Wenn der Tag anbrach, begab sich Pablo Casals zum Klavier und spielte Bach, an jedem Morgen, ein geliebtes, in langen Jahren niemals vernachlässigtes Ritual. „Anders kann ich es mir gar nicht vorstellen“, bekannte er. „Es ist so etwas wie ein Haussegen, aber es bedeutet mir noch mehr: die immer neue Wiederentdeckung einer Welt, der anzugehören ich mich freue.“ In diesem Geist lässt sich das Leben offenbar glücklich bestehen, bis in ein hohes, biblisches Alter, wie es dem spanischen Cellisten beschieden war. Mit Dankbarkeit begann er seine Tage: mit Bachs Musik, die ihm Wegweisung war, Meditation, ein klarer Spiegel und ein Himmelszeichen.
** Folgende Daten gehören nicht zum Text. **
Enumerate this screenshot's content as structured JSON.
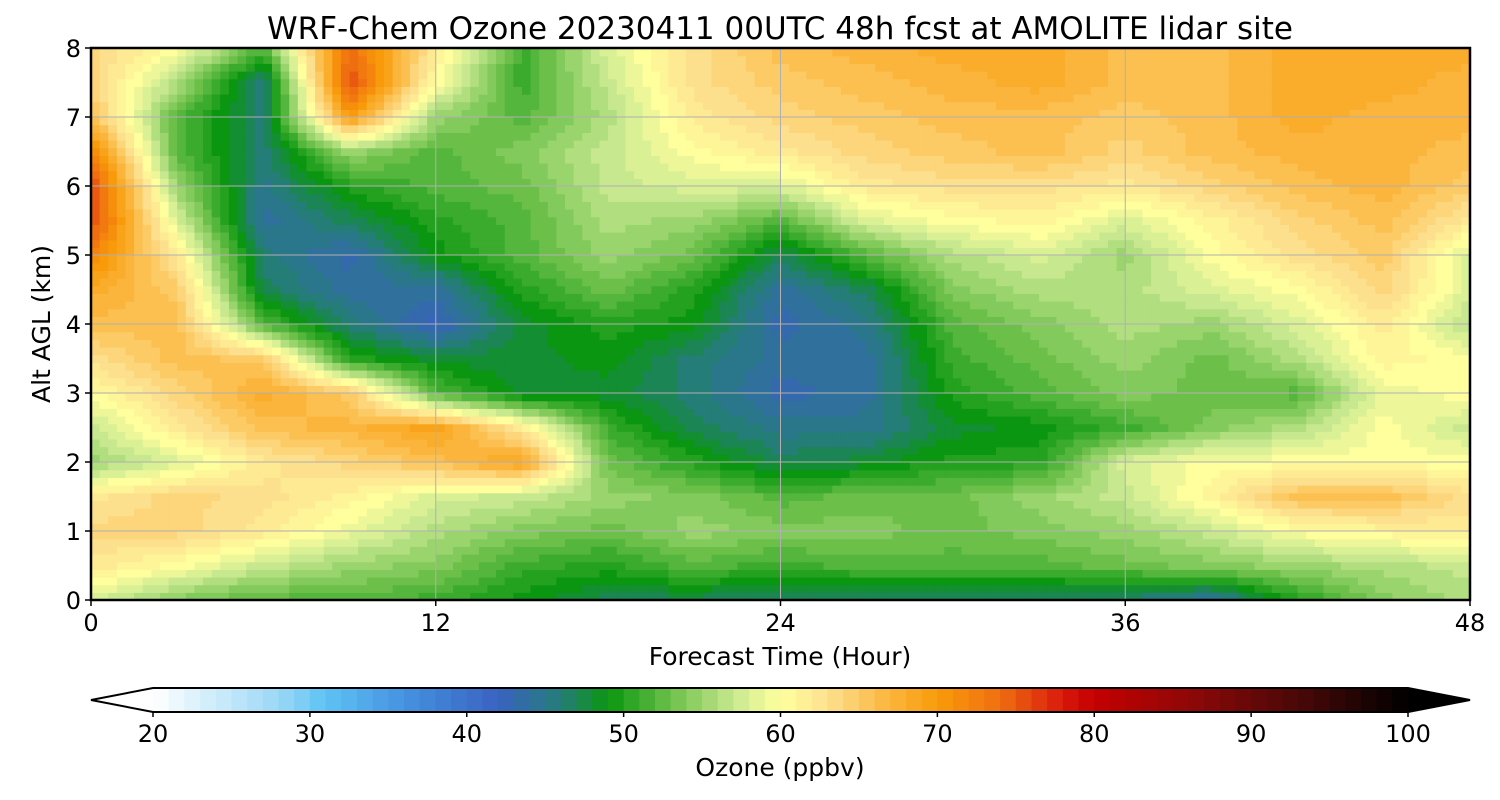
{
  "chart_data": {
    "type": "heatmap",
    "title": "WRF-Chem Ozone  20230411 00UTC 48h fcst at AMOLITE lidar site",
    "xlabel": "Forecast Time (Hour)",
    "ylabel": "Alt AGL (km)",
    "xlim": [
      0,
      48
    ],
    "ylim": [
      0,
      8
    ],
    "x_ticks": [
      "0",
      "12",
      "24",
      "36",
      "48"
    ],
    "y_ticks": [
      "0",
      "1",
      "2",
      "3",
      "4",
      "5",
      "6",
      "7",
      "8"
    ],
    "grid": true,
    "x_hours": [
      0,
      3,
      6,
      9,
      12,
      15,
      18,
      21,
      24,
      27,
      30,
      33,
      36,
      39,
      42,
      45,
      48
    ],
    "y_km": [
      0,
      0.5,
      1,
      1.5,
      2,
      2.5,
      3,
      3.5,
      4,
      4.5,
      5,
      5.5,
      6,
      6.5,
      7,
      7.5,
      8
    ],
    "z_ppbv": [
      [
        58,
        54,
        52,
        52,
        51,
        49,
        47,
        47,
        46,
        46,
        46,
        46,
        46,
        44,
        50,
        54,
        56
      ],
      [
        62,
        60,
        57,
        55,
        54,
        51,
        50,
        52,
        51,
        52,
        52,
        52,
        53,
        54,
        55,
        56,
        57
      ],
      [
        64,
        64,
        62,
        59,
        56,
        54,
        53,
        55,
        54,
        54,
        53,
        54,
        55,
        57,
        60,
        61,
        62
      ],
      [
        62,
        64,
        63,
        61,
        58,
        57,
        55,
        54,
        52,
        53,
        53,
        55,
        57,
        61,
        66,
        66,
        63
      ],
      [
        55,
        58,
        62,
        64,
        66,
        69,
        53,
        50,
        47,
        48,
        50,
        50,
        58,
        60,
        60,
        60,
        60
      ],
      [
        57,
        62,
        66,
        67,
        69,
        62,
        51,
        47,
        45,
        45,
        48,
        49,
        51,
        54,
        56,
        60,
        57
      ],
      [
        60,
        64,
        68,
        65,
        52,
        48,
        48,
        46,
        43,
        44,
        50,
        52,
        54,
        53,
        52,
        59,
        60
      ],
      [
        63,
        66,
        65,
        50,
        48,
        48,
        49,
        46,
        44,
        44,
        51,
        53,
        55,
        53,
        56,
        61,
        60
      ],
      [
        66,
        66,
        52,
        46,
        42,
        48,
        50,
        49,
        43,
        45,
        52,
        54,
        56,
        55,
        58,
        62,
        56
      ],
      [
        68,
        65,
        47,
        44,
        44,
        50,
        53,
        50,
        44,
        47,
        54,
        56,
        56,
        58,
        60,
        64,
        58
      ],
      [
        72,
        62,
        46,
        43,
        49,
        52,
        55,
        53,
        47,
        52,
        56,
        58,
        55,
        60,
        63,
        65,
        58
      ],
      [
        76,
        58,
        44,
        47,
        50,
        52,
        56,
        55,
        52,
        58,
        60,
        61,
        58,
        61,
        64,
        66,
        62
      ],
      [
        76,
        55,
        45,
        50,
        52,
        53,
        57,
        58,
        58,
        62,
        63,
        63,
        62,
        64,
        66,
        67,
        65
      ],
      [
        72,
        52,
        46,
        55,
        52,
        54,
        57,
        60,
        62,
        64,
        65,
        66,
        64,
        66,
        67,
        67,
        66
      ],
      [
        66,
        52,
        46,
        70,
        55,
        52,
        56,
        62,
        64,
        65,
        66,
        66,
        65,
        66,
        68,
        67,
        67
      ],
      [
        64,
        56,
        45,
        76,
        60,
        51,
        57,
        63,
        65,
        66,
        67,
        68,
        66,
        66,
        68,
        68,
        67
      ],
      [
        64,
        60,
        52,
        74,
        62,
        51,
        58,
        63,
        66,
        67,
        68,
        68,
        66,
        66,
        68,
        68,
        68
      ]
    ],
    "colorbar": {
      "label": "Ozone  (ppbv)",
      "min": 20,
      "max": 100,
      "ticks": [
        "20",
        "30",
        "40",
        "50",
        "60",
        "70",
        "80",
        "90",
        "100"
      ],
      "extend": "both",
      "stops": [
        {
          "v": 20,
          "c": "#ffffff"
        },
        {
          "v": 28,
          "c": "#9bd8f6"
        },
        {
          "v": 31,
          "c": "#5ec2f4"
        },
        {
          "v": 36,
          "c": "#4592e0"
        },
        {
          "v": 42,
          "c": "#3a62c0"
        },
        {
          "v": 46,
          "c": "#257d78"
        },
        {
          "v": 49,
          "c": "#0a9610"
        },
        {
          "v": 53,
          "c": "#6cc04a"
        },
        {
          "v": 57,
          "c": "#c8e890"
        },
        {
          "v": 60,
          "c": "#ffff9e"
        },
        {
          "v": 63,
          "c": "#fde08e"
        },
        {
          "v": 67,
          "c": "#fbb53c"
        },
        {
          "v": 70,
          "c": "#f89a0a"
        },
        {
          "v": 74,
          "c": "#ef6e10"
        },
        {
          "v": 78,
          "c": "#d8180c"
        },
        {
          "v": 80,
          "c": "#c40000"
        },
        {
          "v": 86,
          "c": "#900808"
        },
        {
          "v": 93,
          "c": "#4a0808"
        },
        {
          "v": 100,
          "c": "#000000"
        }
      ]
    }
  }
}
Bach legt den Grund und bezeichnet den Anfang. Als er seine Englische Suite in a-moll BWV 807 schrieb, setzte er ein Prélude an den Beginn, das weniger ein Vorspiel als vielmehr selbst bereits die Hauptsache zu sein scheint – und obendrein wie der Kopfsatz eines imaginären Konzertes klingt. Ja, der Wechsel zwischen dem Ritornell und den Episoden (symbolisch zwischen Tutti und Solisten) gemahnt unverkennbar an die Concerti der italienischen Zeitgenossen Albinoni, Torelli und Vivaldi, auf deren Spuren Bach wandelte, nicht nur dies eine Mal. Dem verheißungsvollen Präludium folgt (der Name ist Programm) die Suite der Tänze, Allemande – Courante – Sarabande – Gigue, ein seit den 1670er Jahren in Deutschland etabliertes Satzmuster, das einer klugen Dramaturgie gehorchte, Abwechslungsreichtum versprach und zugleich das Formgefühl wahrte. Der Sarabande stellte Bach ein Double an die Seite, eine verzierte Wiederholung im reichen Ornamentalstil der französischen Clavecinisten. Und auch den nachfolgenden Satz, eine Bourrée, präsentiert er in zweierlei Gestalt. Es war guter Brauch, derlei Modetänze, „Galanterien“, wie man diese Stücke leichteren Charakters gelegentlich nannte, in die traditionelle Suite einzurücken: nach der Sarabande und vor der Gigue.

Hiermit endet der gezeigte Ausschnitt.